Making people laugh, Saad believes certainly is a 9-5 job. “A lot of it is behind the scenes, just me giggling in private, looking at my page and then waking up the next day and thinking its crap, then writing another joke, giggling at it, until I get an hour of jokes which I feel are ready.”

When it comes to bagging inspiration to pen, Saad feels ‘it’s all just so funny’. “I have files on my computer which have names of the folder with nothing inside,” and we share a hearty laugh. Often he wonders why he made that very folder. “There’s one on chimtas; I’m like what’s funny about them? And then I can’t even remember what was funny about the object that I made a folder out of it? But one day it will hit me and I will make a joke out of it,” he remarks with a sparkle in his eyes. Is that how it is? “There’s no Biology to it, just random ideas that come to you. If it would’ve been so formulaic, everyone would be doing it, right?” Can comedy be taught? And the artiste who is ‘self-taught to a certain degree’, utters, “you can teach yourself comedy to an extent, but you can’t be great at it – there’s a special ingredient after which it’s all hard work.”

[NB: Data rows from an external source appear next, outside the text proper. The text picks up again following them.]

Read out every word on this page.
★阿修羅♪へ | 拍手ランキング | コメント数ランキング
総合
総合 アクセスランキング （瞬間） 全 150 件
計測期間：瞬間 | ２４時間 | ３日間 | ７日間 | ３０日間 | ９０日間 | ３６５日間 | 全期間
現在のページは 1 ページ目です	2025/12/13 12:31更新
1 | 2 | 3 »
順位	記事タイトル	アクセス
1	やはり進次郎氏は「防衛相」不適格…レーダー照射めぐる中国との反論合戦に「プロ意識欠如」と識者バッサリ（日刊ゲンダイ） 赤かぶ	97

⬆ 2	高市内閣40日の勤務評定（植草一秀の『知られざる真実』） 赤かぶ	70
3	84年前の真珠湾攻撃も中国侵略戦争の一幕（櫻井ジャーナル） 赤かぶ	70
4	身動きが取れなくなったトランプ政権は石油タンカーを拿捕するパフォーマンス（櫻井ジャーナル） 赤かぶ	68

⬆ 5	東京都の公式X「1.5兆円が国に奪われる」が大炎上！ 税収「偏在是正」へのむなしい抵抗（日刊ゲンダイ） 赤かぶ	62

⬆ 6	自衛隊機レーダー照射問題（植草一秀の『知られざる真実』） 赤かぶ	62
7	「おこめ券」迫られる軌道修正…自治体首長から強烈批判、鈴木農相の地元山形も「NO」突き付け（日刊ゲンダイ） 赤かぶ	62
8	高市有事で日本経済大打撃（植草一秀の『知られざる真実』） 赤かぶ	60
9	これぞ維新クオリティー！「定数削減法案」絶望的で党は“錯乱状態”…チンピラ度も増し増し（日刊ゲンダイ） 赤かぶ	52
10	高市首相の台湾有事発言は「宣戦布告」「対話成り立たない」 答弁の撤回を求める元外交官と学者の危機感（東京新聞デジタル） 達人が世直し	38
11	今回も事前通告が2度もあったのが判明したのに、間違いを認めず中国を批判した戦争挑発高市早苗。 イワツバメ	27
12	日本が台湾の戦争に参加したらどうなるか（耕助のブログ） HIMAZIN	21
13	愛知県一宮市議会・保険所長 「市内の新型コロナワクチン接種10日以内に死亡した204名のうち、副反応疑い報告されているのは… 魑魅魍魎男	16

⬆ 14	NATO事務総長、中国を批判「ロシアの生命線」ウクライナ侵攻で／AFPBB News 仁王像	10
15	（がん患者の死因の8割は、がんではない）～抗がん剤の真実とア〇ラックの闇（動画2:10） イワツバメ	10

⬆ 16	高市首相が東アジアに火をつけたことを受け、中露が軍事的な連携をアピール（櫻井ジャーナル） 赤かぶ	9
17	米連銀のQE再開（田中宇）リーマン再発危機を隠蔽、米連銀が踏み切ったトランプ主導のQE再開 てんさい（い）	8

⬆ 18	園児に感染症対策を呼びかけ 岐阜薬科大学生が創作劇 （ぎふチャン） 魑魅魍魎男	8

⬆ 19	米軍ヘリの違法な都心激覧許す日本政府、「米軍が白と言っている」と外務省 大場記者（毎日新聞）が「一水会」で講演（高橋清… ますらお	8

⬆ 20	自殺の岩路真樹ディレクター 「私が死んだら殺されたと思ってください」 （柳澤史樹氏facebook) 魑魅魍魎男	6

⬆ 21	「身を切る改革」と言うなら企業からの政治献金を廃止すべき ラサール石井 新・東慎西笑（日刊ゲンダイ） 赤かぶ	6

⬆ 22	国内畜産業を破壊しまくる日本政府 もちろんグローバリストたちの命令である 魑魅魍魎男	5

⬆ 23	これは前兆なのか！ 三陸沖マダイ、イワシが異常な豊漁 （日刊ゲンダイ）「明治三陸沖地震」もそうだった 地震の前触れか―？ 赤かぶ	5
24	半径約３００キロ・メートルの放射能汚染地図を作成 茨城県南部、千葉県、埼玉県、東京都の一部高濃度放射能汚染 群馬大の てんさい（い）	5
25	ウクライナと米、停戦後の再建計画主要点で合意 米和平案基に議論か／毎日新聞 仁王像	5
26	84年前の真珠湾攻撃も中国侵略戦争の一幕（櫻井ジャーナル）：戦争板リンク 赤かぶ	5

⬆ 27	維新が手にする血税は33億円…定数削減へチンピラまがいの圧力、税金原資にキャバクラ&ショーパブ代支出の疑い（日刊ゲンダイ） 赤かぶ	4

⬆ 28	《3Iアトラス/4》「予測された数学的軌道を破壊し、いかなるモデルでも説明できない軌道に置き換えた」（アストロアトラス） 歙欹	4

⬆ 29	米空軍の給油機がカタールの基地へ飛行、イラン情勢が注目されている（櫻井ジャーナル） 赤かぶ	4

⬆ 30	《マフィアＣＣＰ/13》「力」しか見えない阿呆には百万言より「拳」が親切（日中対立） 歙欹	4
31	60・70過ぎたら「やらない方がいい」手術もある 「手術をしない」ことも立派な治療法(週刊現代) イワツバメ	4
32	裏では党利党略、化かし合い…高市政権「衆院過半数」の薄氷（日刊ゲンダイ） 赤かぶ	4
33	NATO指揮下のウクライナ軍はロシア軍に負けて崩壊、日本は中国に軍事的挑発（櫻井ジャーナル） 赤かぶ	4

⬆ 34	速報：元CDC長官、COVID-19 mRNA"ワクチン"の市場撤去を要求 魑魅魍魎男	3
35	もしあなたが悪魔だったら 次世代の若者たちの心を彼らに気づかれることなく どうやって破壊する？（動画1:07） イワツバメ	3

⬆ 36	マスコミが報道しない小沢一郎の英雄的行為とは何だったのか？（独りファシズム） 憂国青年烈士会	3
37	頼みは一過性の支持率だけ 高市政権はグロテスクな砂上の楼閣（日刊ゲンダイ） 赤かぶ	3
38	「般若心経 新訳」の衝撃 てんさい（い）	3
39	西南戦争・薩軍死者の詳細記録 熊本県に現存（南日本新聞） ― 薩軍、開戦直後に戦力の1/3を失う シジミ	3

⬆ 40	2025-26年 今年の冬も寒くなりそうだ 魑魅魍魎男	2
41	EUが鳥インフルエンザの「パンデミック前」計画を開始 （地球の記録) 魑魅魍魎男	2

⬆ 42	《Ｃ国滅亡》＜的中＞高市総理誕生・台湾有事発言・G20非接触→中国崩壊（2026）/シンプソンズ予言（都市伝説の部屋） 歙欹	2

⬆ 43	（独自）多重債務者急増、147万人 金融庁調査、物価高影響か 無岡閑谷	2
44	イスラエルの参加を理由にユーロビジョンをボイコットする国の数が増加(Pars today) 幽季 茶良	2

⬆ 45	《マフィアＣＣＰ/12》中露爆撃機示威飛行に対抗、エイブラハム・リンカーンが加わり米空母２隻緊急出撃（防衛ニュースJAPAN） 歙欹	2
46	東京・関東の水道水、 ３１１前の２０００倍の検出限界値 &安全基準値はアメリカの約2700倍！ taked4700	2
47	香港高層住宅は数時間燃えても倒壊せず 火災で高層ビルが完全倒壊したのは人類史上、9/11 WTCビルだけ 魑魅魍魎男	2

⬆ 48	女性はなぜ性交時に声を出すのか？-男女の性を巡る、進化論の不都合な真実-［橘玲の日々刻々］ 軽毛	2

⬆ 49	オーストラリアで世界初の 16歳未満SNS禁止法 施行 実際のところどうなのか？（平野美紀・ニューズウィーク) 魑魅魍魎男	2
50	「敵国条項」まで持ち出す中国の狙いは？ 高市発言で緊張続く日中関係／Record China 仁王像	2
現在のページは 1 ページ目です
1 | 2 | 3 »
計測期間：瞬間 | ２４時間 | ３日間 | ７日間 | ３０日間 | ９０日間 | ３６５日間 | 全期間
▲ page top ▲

Currently this ‘storyteller’ is part of a ‘marathon’. “When you’re doing stand-up comedy it’s like a sprint – you’re running to that finish line as fast as possible. Radio is like a marathon. You wake up every day and do a three-hour show; you make sure you pace yourself,” Saad, the RJ, shares who has been ‘inspired by music all his life’.

Saad has been donning quite a few headgears. “Being the producer, writer, director and performer, has made me very savvy, even though it’s very challenging,” he talks about the issues of ‘living in a conservative society’. “You can step over boundaries as a comedian, but you can’t step on too many and have to be skilful about what you can and cannot talk about,” Saad shares about his ‘struggles’. “You have to have an immense reservoir of motivation,” the ‘older-but-not-wiser’ comedian utters.

All those youngsters who wish to be a part of the comic platform, Saad shares an insight. “If you think it’s going to be a joy ride, it will be not. It is going to be more work than being a lawyer, it gets frustrating and has no pay cheque at the end of the day,” but what can keep one going is the love of the craft, voices the entertainer making it clear that it isn’t ‘some kind of a bypass with one reaching the end goal laughing’. As for the parents, Saad voices, “If your kid is working hard, he’ll make a lot of money, simply enjoy it for he’s not stealing or lying, just by default he is better than 89 per cent of the Pakistani society, congratulations!”

Saad has been thinking a lot about what he would have been doing if he wasn’t a comedian. “I would have been a doctor,” says the student who loved Biology. “Reading people is what I do when performing, for the whole problem-solving thing is fun,” Saad remarks, how comedy is “fun with no glitz and glam, but simple fun in dirty jeans.”

The new show which Saad is working on currently, ricochets around love. “Relationships are hard, love is hard and marriage is hard, talk about it and if you can’t, I’ll talk on your behalf, and what you can do is laugh and relate to it,” he says, not going into the details of the upcoming show, except pointing out that it will come out this year.

“I haven’t known next month what I’ll be doing for the next 10 years… 10 years of not knowing is crazy; if you did so with any other profession, people would think its psychotic,” Saad shares how all along his family has been supportive of what he does.

Saad, before each show of his has a huge adrenaline rush, one that is unmatched. “I can’t sleep till 4 in the morning,” says the funny man who goes onstage like ‘yeah’ and comes off it like ‘woah’. What keeps him going all this time? “There’s no drug that can compete with that feeling!” he remarks lucidly, while trying to recall what the chimta-joke was about.